Parágrafo único. É excluída dos limites da Floresta
Nacional do Bom Futuro a faixa de domínio da estrada que liga a vila de Rio
Pardo à BR-364, conhecida como Linha do Caracol ou Estrada Km 67.
Art. 115. É ampliado o Parque Nacional Mapinguari,
criado pelo Decreto de 5 de junho de 2008, atualmente localizado no Estado do
Amazonas, nos Municípios de Canutama e Lábrea, que passa a incluir em seus
limites também a área de cerca de 180.900 ha (cento e oitenta mil e novecentos
hectares) descrita em conformidade com os arts. 116 e
117 desta Lei, no Município de Porto Velho, Estado de Rondônia.
Art. 116. A
área de ampliação do Parque Nacional Mapinguari tem
seus limites descritos a partir das Cartas Topográficas MIR Folhas 1541, 1542,
1466 e 1467 em escala 1:100.000, todas editadas pela Diretoria do Serviço
Geográfico do Exército - DSG, com o seguinte memorial descritivo: inicia-se no
ponto 1, localizado sobre a divisa entre os Estados do Amazonas e de Rondônia,
que coincide com o ponto 87 do memorial descritivo do Parque Nacional Mapinguari, constante do art. 2º do Decreto de 5 de junho
de 2008, de coordenadas planas aproximadas (c.p.a.)
276092 E e 8964778 N; deste segue sempre pela divisa
dos Estados do Amazonas e de Rondônia, em sentido predominante nordeste até o
ponto 2, de c.p.a. 285396 E e 8974140 N, localizado sobre a divisa dos referidos Estados; deste segue em
linha reta até o ponto 3, de c.p.a. 285690 E e 8974132 N, localizado na nascente do igarapé Tuxaua;
deste segue a jusante pela margem esquerda do igarapé Tuxaua até o ponto 4, de c.p.a. 294201 E e 8965941 N,
localizado na confluência do referido igarapé com o igarapé Caripuninhas;
deste segue para a montante pela margem esquerda do igarapé Caripuninhas,
pelo limite da Estação Ecológica Estadual Serra dos Três Irmãos - EEESTI até o
ponto 5, de c.p.a. 297548 E e 8978890 N, localizado em frente à confluência do referido igarapé com um seu
tributário sem denominação à margem direita; deste segue em linha reta, ainda
pelo limite da EEESTI, até o ponto 6, de c.p.a.
305280 E e 8978751 N; deste segue em linha reta,
ainda pelo limite da EEESTI, até o ponto 7, de c.p.a.

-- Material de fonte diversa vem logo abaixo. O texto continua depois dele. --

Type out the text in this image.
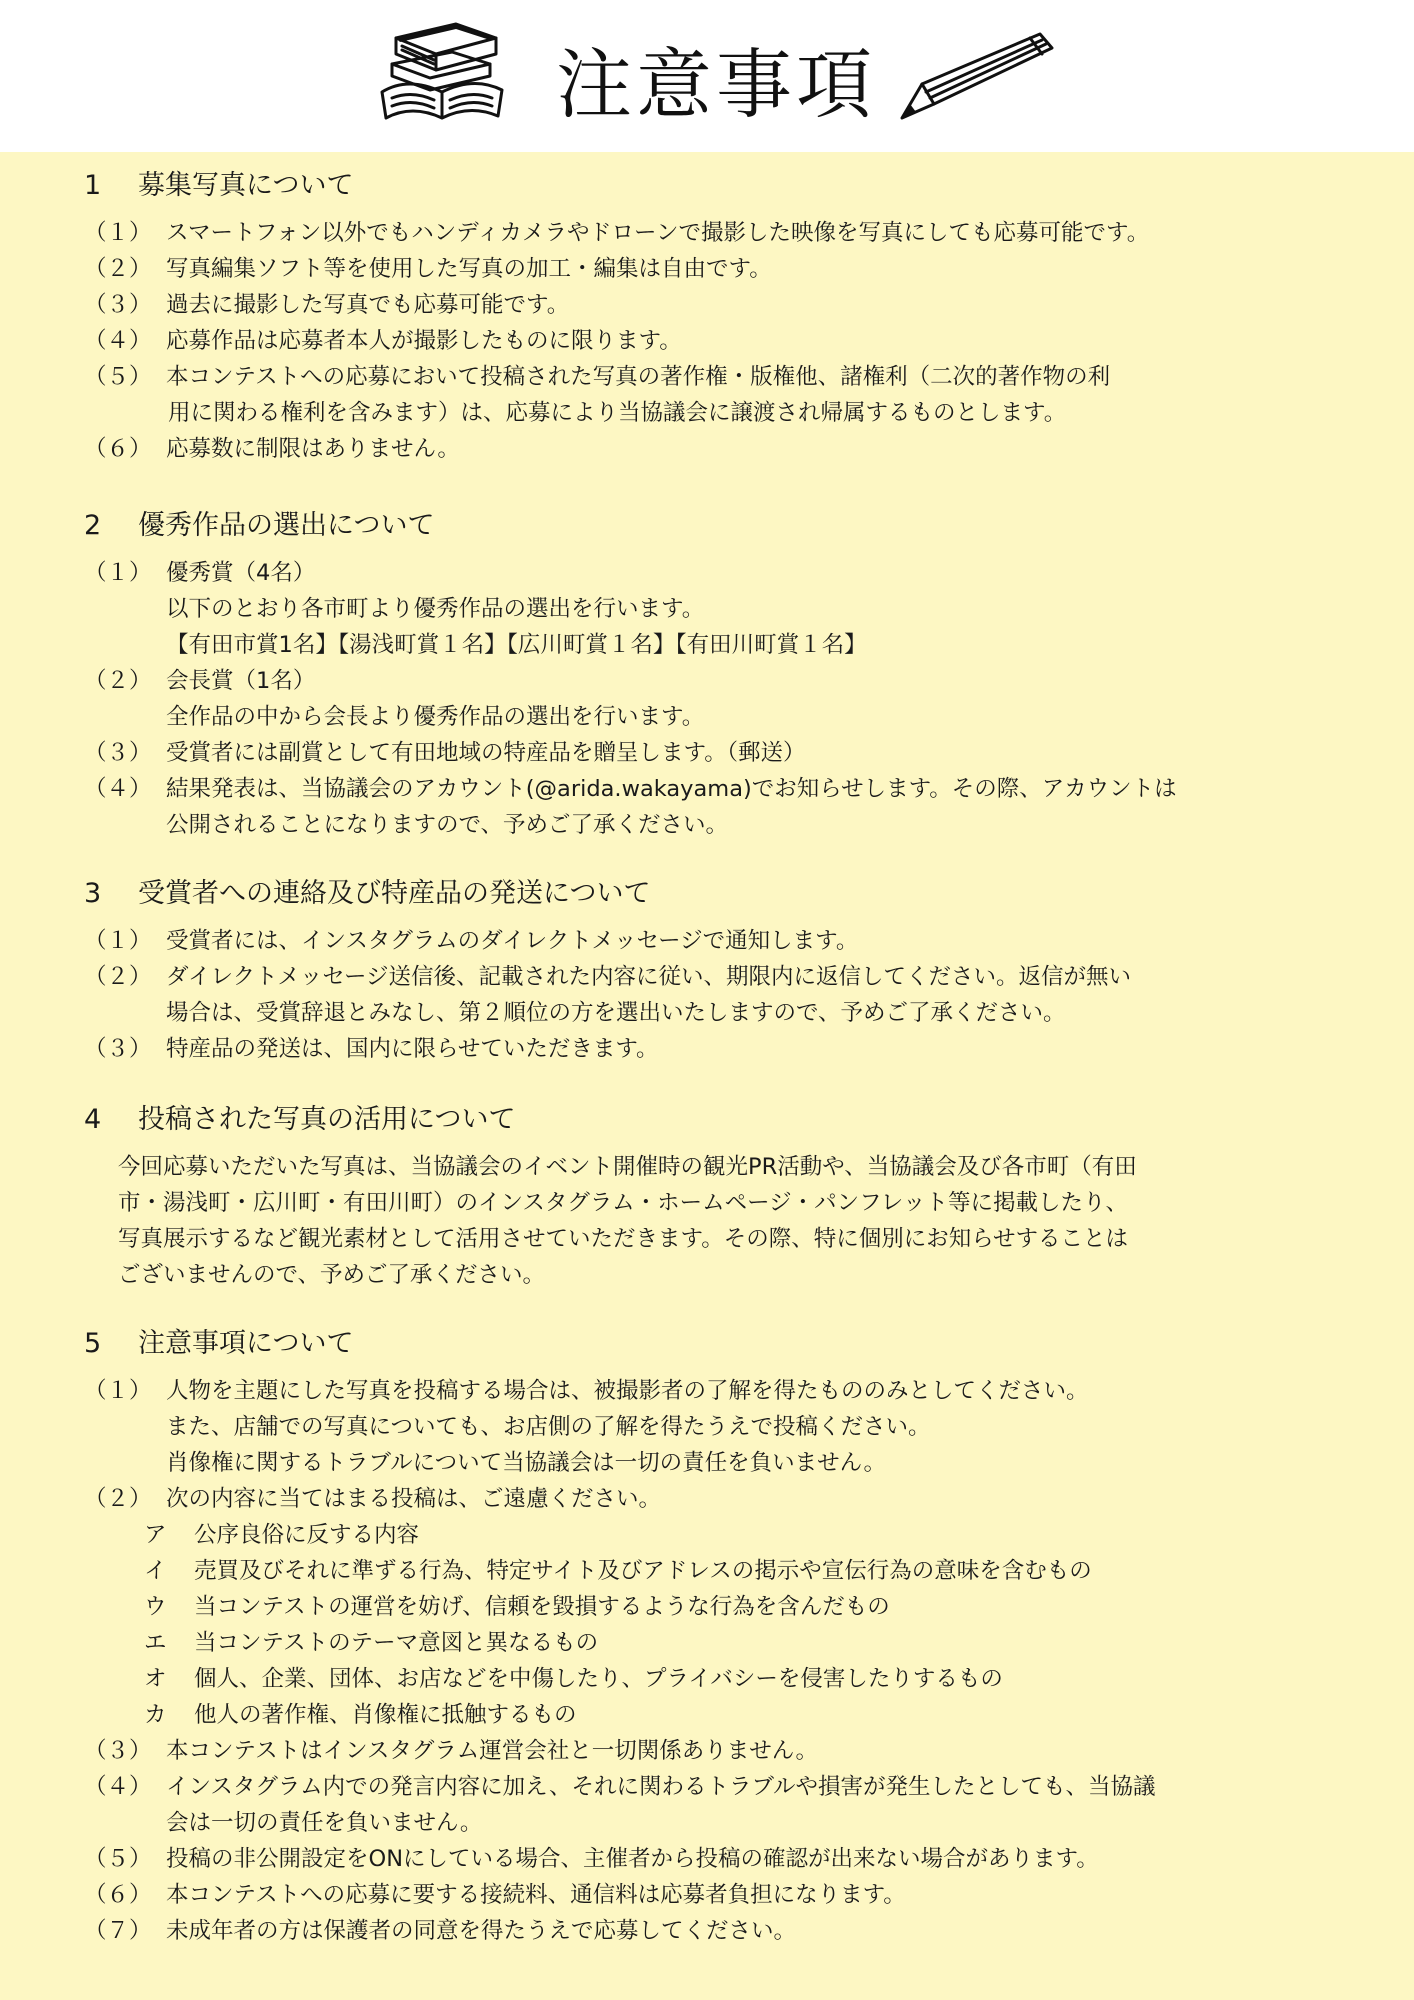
注意事項
1 募集写真について
（１） スマートフォン以外でもハンディカメラやドローンで撮影した映像を写真にしても応募可能です。
（２） 写真編集ソフト等を使用した写真の加工・編集は自由です。
（３） 過去に撮影した写真でも応募可能です。
（４） 応募作品は応募者本人が撮影したものに限ります。
（５） 本コンテストへの応募において投稿された写真の著作権・版権他、諸権利（二次的著作物の利
用に関わる権利を含みます）は、応募により当協議会に譲渡され帰属するものとします。
（６） 応募数に制限はありません。
2 優秀作品の選出について
（１） 優秀賞（4名）
以下のとおり各市町より優秀作品の選出を行います。
【有田市賞1名】【湯浅町賞１名】【広川町賞１名】【有田川町賞１名】
（２） 会長賞（1名）
全作品の中から会長より優秀作品の選出を行います。
（３） 受賞者には副賞として有田地域の特産品を贈呈します。（郵送）
（４） 結果発表は、当協議会のアカウント(@arida.wakayama)でお知らせします。その際、アカウントは
公開されることになりますので、予めご了承ください。
3 受賞者への連絡及び特産品の発送について
（１） 受賞者には、インスタグラムのダイレクトメッセージで通知します。
（２） ダイレクトメッセージ送信後、記載された内容に従い、期限内に返信してください。返信が無い
場合は、受賞辞退とみなし、第２順位の方を選出いたしますので、予めご了承ください。
（３） 特産品の発送は、国内に限らせていただきます。
4 投稿された写真の活用について
今回応募いただいた写真は、当協議会のイベント開催時の観光PR活動や、当協議会及び各市町（有田
市・湯浅町・広川町・有田川町）のインスタグラム・ホームページ・パンフレット等に掲載したり、
写真展示するなど観光素材として活用させていただきます。その際、特に個別にお知らせすることは
ございませんので、予めご了承ください。
5 注意事項について
（１） 人物を主題にした写真を投稿する場合は、被撮影者の了解を得たもののみとしてください。
また、店舗での写真についても、お店側の了解を得たうえで投稿ください。
肖像権に関するトラブルについて当協議会は一切の責任を負いません。
（２） 次の内容に当てはまる投稿は、ご遠慮ください。
ア 公序良俗に反する内容
イ 売買及びそれに準ずる行為、特定サイト及びアドレスの掲示や宣伝行為の意味を含むもの
ウ 当コンテストの運営を妨げ、信頼を毀損するような行為を含んだもの
エ 当コンテストのテーマ意図と異なるもの
オ 個人、企業、団体、お店などを中傷したり、プライバシーを侵害したりするもの
カ 他人の著作権、肖像権に抵触するもの
（３） 本コンテストはインスタグラム運営会社と一切関係ありません。
（４） インスタグラム内での発言内容に加え、それに関わるトラブルや損害が発生したとしても、当協議
会は一切の責任を負いません。
（５） 投稿の非公開設定をONにしている場合、主催者から投稿の確認が出来ない場合があります。
（６） 本コンテストへの応募に要する接続料、通信料は応募者負担になります。
（７） 未成年者の方は保護者の同意を得たうえで応募してください。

316374 E e 8988597 N, localizado na margem direita do
rio Caripunás; deste segue em linha reta, ainda pelo
limite da EEESTI, até o ponto 8, de c.p.a. 320557 E e 8992885 N; deste segue em linha reta, ainda pelo limite
da EEESTI, até o ponto 9, de c.p.a. 322821 E e 8987457 N; deste segue em linha reta, ainda pelo limite
da EEESTI, até o ponto 10, de c.p.a. 332658 E e 8992629 N; deste segue em linha reta até o ponto 11, de c.p.a. 332944 E e 8992355 N,
localizado na margem direita de um igarapé sem denominação, afluente do igarapé
Marapaná; deste segue a jusante pelo referido igarapé
até o ponto 12, de c.p.a. 331890 E e 8990388 N, localizado na sua confluência com o igarapé Marapaná; deste segue a jusante pela margem direita do
igarapé Marapaná até o ponto 13, de c.p.a. 332490 E e 8989383 N,
localizado em sua foz no rio Madeira; deste segue a montante pela margem
esquerda do rio Madeira até o ponto 14, de c.p.a.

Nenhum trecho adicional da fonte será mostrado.